Honorables sénateurs, grâce aux efforts du Haut-Canada et du Bas-Canada, à l’agitation politique, ainsi qu’à l’excellent travail et au rapport instructif de lord Durham, les provinces, c’est-à-dire le Canada-Est et le Canada-Ouest, ont obtenu le statut de gouvernement responsable en vertu de l’Acte d’union de 1840 et ont été réunies en tant que Province unie du Canada. Voici ce que prévoyait l’article III de cet acte :

Et qu’il soit statué, que depuis et après la Réunion des dites deux Provinces, il y aura dans la Province du Canada un Conseil Législatif et une Assemblée qui seront respectivement constitués et composés en la manière ci-après prescrite, et qui seront appelés « le Conseil Législatif et l’Assemblée du Canada »; et Sa Majesté aura le pouvoir de faire dans la Province du Canada, par et de l’avis et du consentement des dits Conseil Législatif et Assemblée, des Lois pour la paix, le bien-être et le bon Gouvernement de la Province du Canada […]

Chers collègues, ces mots ont été repris dans chacune des Constitutions du Canada. Très peu de Canadiens savent cela. J’ai passé des centaines d’heures à tenter de faire le récit de l’histoire du Canada dans cette enceinte afin que les personnes, jeunes et moins jeunes, qui font des recherches sur Internet pour trouver ce genre de choses — elles me disent qu’elles cherchent souvent mon nom — trouvent ces renseignements très utiles, et ce, même plusieurs années après mon départ du Sénat.

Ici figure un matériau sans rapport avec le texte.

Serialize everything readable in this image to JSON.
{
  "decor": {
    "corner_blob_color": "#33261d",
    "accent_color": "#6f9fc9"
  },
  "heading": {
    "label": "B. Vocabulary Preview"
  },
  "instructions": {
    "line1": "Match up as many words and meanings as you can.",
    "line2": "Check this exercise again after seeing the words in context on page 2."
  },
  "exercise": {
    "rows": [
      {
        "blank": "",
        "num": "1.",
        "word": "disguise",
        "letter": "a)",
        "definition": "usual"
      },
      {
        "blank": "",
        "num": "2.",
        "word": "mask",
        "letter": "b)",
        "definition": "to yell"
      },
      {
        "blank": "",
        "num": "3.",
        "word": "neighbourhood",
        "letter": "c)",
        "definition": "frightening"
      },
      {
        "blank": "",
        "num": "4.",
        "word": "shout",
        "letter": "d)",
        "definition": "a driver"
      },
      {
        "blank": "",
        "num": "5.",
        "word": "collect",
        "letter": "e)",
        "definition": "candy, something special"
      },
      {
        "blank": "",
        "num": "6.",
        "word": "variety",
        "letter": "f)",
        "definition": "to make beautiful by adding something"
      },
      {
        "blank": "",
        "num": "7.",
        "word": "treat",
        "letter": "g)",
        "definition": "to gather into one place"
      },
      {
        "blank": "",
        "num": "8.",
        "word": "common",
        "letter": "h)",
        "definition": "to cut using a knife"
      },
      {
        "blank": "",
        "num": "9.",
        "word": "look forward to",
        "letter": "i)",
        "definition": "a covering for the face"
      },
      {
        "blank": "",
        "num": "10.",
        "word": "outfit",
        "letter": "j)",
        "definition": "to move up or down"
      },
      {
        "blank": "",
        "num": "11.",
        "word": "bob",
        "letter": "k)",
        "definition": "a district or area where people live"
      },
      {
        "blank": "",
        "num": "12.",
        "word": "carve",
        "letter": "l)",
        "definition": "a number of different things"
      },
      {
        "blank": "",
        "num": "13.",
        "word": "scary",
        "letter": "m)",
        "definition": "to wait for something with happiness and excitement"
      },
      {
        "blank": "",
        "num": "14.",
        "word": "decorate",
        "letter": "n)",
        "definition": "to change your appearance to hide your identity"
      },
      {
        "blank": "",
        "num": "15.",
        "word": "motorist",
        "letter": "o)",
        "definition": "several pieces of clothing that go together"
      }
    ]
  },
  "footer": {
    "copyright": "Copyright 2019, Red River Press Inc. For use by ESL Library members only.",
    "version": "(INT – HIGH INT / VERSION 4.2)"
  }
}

Chers collègues, en 1840, nous constatons de nouveau que le but constant de la gouvernance canadienne était la paix, le bien-être et la bonne gouvernance des deux Canadas.

Au Canada, la gouvernance vise donc la paix, l’ordre et le bon gouvernement. Chers collègues, nous sommes différents des Américains; nous ne sommes pas à la recherche du bonheur et d’autres choses de ce genre.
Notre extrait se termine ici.